Held in March, the intensive two-week Special Female Military Officers' Course, was developed by United Nations Women (India) in partnership with Centre for United Nations Peacekeeping was piloted in New Delhi, India, and is expected to become a standard for national peacekeeping training centres.
Women’s participation in the security sector has been recognised as a critical component of mission success, both in the frameworks on peacekeeping and women, peace and security, as well as by commanders on the ground.
This pilot course involved 40 female military officers from around the world and Lieutenant Commander Macklin said it was vital to provide feedback so the course could be a success in further iterations.
"It was a privilege to be involved in the pilot and to have a say in the future development of the course," she said.
"The focus on increasing the number of women on peacekeepoing operations is an extension of the gender mainstreaming work that we have been doing in the Australian Defence Force.
"The more women we have in the military, the more women are available to deploy on missions," she said.
Few women are routinely deployed in peacekeeping missions and military operations across the globe. On average, only 3 per cent of military personnel in United Nations missions are women, and these are often employed as support staff, rather than in protection tasks.

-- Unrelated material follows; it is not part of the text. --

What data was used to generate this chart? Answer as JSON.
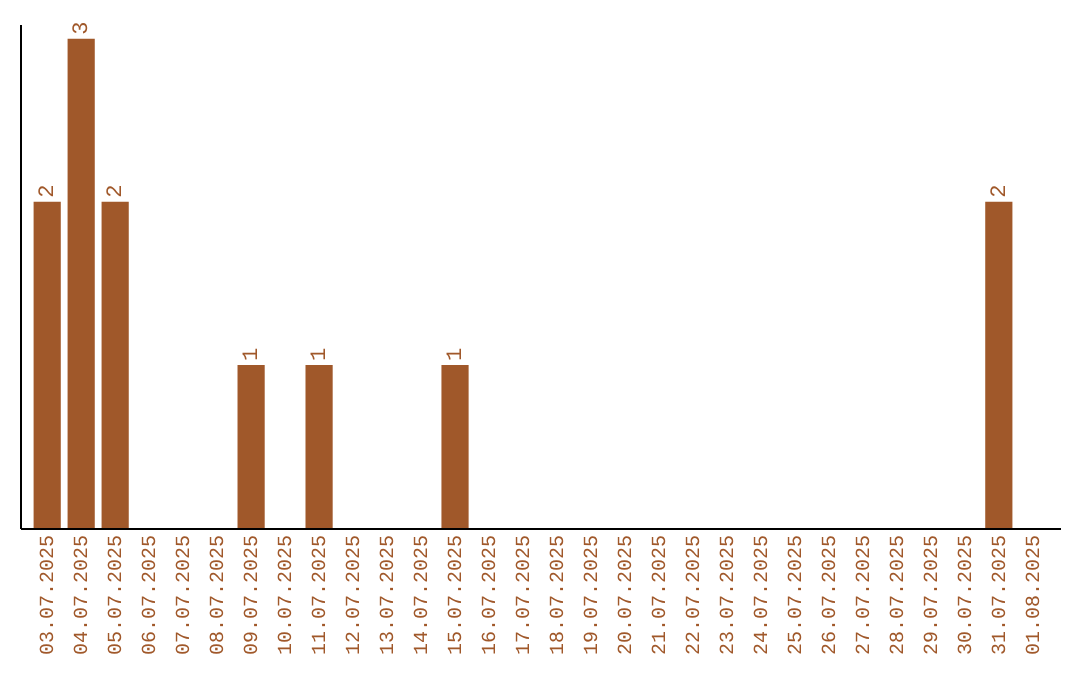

Even for specialised positions, such as Military Experts, this figure does not increase dramatically.
Officers will be trained in in tasks such as community outreach and interaction with survivors of sexual and gender based violence in post-armed conflict United Nations mission areas. The timing is significant noting increasing reports of conflict-related sexual violence and the lack of uniformed women specialised in reaching out to survivors.
Since returning to Australia Lieutenant Commander Macklin has been working on how the Australian Defence Force can integrate the concepts into pre-deployment and United Nations Military Observer training.
"This training is not only relevant to female military officers - all military personnel need to understand the disproportionate impact of conflict related sexual violence on women, men and children and be able to apply a gender perspective to operational and non-operational settings."
United Nations Women is working with participating countries to enable more trained female officers to be cleared by their governments for deployment to United Nations Peacekeeping Missions. Close coordination with UN Department of Peacekeeping Operations Force Generation Service and the Office of the Military Affairs is underway to accelerate these efforts.